Die Schwarz-Weißen stehen kurz vor dem finanziellen Aus, doch die Klubverantwortlichen beziehen keine Stellung (RS berichtete). Ein unzumutbarer Zustand.

Doch ein Mann besitzt Courage. Klaus Imort. Der 69-Jährige hat gerade sein Amt im Aufsichtsrat niedergelegt, weil hinter den Kulissen das blanke Chaos herrsche. Dabei ist Imort kampferprobt. Von 1983 bis 1993 führte er den STV Horst-Emscher, trainierte als B-Lizenzinhaber unter anderem Olaf Thon und Peter Neururer. 1999 kam er zum „Uhlenkrug“, war bis 2002 zweiter Vorsitzender. Nach einer dreijährigen Pause packte ihn erneut das Fieber und Imort arbeitete bis 2009 im Aufsichtsrat.

Danach stand er in den neugegründeten Arbeitskreisen mit Rat und Tat zur Verfügung, ehe er sich wieder im Aufsichtsrat engagierte, weil der Vorsitzende Georg von Wick ihm sagte, dass alles besser werde und er einen Großsponsor hätte.

Warum der A-Lizenzinhaber des Vereinsmanagerscheins trotzdem die Brocken hingeworfen, wer in seinen Augen Schuld an der Misere hat und weshalb er nicht glaubt, dass die drohende Insolvenz abgewendet werden kann, erklärt Imort pünktlich vor der Jahreshauptversammlung am Mittwoch, 19. Dezember, im RS-Interview.

Klaus Imort, warum haben Sie aufgehört?

Die Leute an der Vereinsspitze sind keine Essener, die eine Bindung zum Verein haben. Wenn ich aber ein solches Amt übernehme, muss ich mich mit dem Klub identifizieren.
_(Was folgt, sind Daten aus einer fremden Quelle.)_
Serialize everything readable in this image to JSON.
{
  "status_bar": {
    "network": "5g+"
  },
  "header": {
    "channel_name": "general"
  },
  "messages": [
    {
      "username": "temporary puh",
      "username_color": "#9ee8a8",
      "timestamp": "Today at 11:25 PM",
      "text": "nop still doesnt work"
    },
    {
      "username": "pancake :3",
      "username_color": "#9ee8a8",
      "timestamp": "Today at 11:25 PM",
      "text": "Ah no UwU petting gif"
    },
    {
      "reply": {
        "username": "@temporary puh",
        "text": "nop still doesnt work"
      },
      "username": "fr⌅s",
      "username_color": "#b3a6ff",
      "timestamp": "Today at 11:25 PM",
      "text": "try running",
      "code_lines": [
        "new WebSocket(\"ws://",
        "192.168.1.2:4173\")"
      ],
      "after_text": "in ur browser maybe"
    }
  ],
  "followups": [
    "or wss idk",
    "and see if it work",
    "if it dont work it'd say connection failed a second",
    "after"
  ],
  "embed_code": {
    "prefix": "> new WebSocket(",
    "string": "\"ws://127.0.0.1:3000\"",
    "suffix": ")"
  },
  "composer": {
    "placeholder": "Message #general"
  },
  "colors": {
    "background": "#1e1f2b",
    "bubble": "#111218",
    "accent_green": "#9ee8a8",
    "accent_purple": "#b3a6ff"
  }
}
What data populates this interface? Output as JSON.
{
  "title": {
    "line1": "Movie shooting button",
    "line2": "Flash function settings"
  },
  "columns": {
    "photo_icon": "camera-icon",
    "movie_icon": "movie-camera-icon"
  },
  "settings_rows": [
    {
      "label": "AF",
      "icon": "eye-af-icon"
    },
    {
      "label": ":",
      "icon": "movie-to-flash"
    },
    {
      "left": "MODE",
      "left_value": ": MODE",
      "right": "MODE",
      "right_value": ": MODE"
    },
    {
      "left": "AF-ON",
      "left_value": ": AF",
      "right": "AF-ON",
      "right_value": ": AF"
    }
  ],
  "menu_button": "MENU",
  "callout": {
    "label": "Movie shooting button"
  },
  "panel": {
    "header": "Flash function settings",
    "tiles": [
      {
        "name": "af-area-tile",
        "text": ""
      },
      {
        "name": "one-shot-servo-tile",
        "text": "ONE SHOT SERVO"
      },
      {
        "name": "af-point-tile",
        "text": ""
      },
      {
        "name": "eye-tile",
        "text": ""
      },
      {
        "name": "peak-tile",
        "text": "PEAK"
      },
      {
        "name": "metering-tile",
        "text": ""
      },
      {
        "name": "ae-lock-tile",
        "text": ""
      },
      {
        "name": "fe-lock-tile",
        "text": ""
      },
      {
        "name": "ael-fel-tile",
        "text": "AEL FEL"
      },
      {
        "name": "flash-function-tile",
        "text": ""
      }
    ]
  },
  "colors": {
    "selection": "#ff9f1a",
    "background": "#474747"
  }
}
Deshalb interessiert sie auch nicht, was gerade passiert. Sie wollen nur ein Amt bekleiden und das kann ich nicht tolerieren.

Wann begann das Chaos?

Als Manfred Kuhmichel vor rund zehn Jahren erster Vorsitzender wurde. Den Titel Vorstandsvorsitzender darf man nicht nur mit sich herumtragen, sondern man muss ihn mit Leben füllen. Er hat sich aber nicht so gekümmert, wie man es von einem Vorsitzender erwarten kann und muss. Seit dem auch noch Heinz Hofer und Toni Pointinger aus dem Verein gemobbt wurden, ist der Absturz des ETB vorgegeben. Die Sponsoren, die auf die beiden fixiert waren, haben sich zurückgezogen. Seither werden rote Zahlen geschrieben, weil die Neuen keinen Ersatz gefunden haben.

Wen meinen Sie genau?

Ich meine neben Kuhmichel den Aufsichtsratsvorsitzenden Georg von Wick. Er hat nur auswärtige Freunde um sich geschart, die nicht kritisch nachfragen, sondern alles durchwinken. So auch den von Herrn von Wick nicht ordnungsgemäßen Haushaltsplan. Als er uns im Februar die Zahlen für diese Saison gezeigt hat, habe ich sofort dagegen gewettert, weil sie utopisch und viel zu hoch waren. Normalerweise ist der Plan zu 90 Prozent sicher und zehn Prozent sind Planzahlen. Bei ihm war es genau umgekehrt. Das schlägt sich jetzt nieder, denn die wirklich generierte Kohle ist schon nach drei Monaten weg. Wenn PR-Mann Thomas Ebeling dann aber sagt, dass es Altlasten seien, ist es falsch. Es sind Junglasten, die die genannten Personen zu vertreten haben.

Also ist der ETB zahlungsunfähig?

Jetzt besinnen sich Kuhmichel und von Wick auf die sogenannten alten ETB’ler, damit sie dem Verein wieder helfen. Das haben die beiden zuvor aber nie getan, im Gegenteil: Sie haben alle Essener eliminiert. Deshalb bin ich mir sicher, dass kein ETB’ler unter diesen Leuten helfen wird. Und deshalb fehlt mir der Glaube, dass der ETB nicht in die Insolvenz geht.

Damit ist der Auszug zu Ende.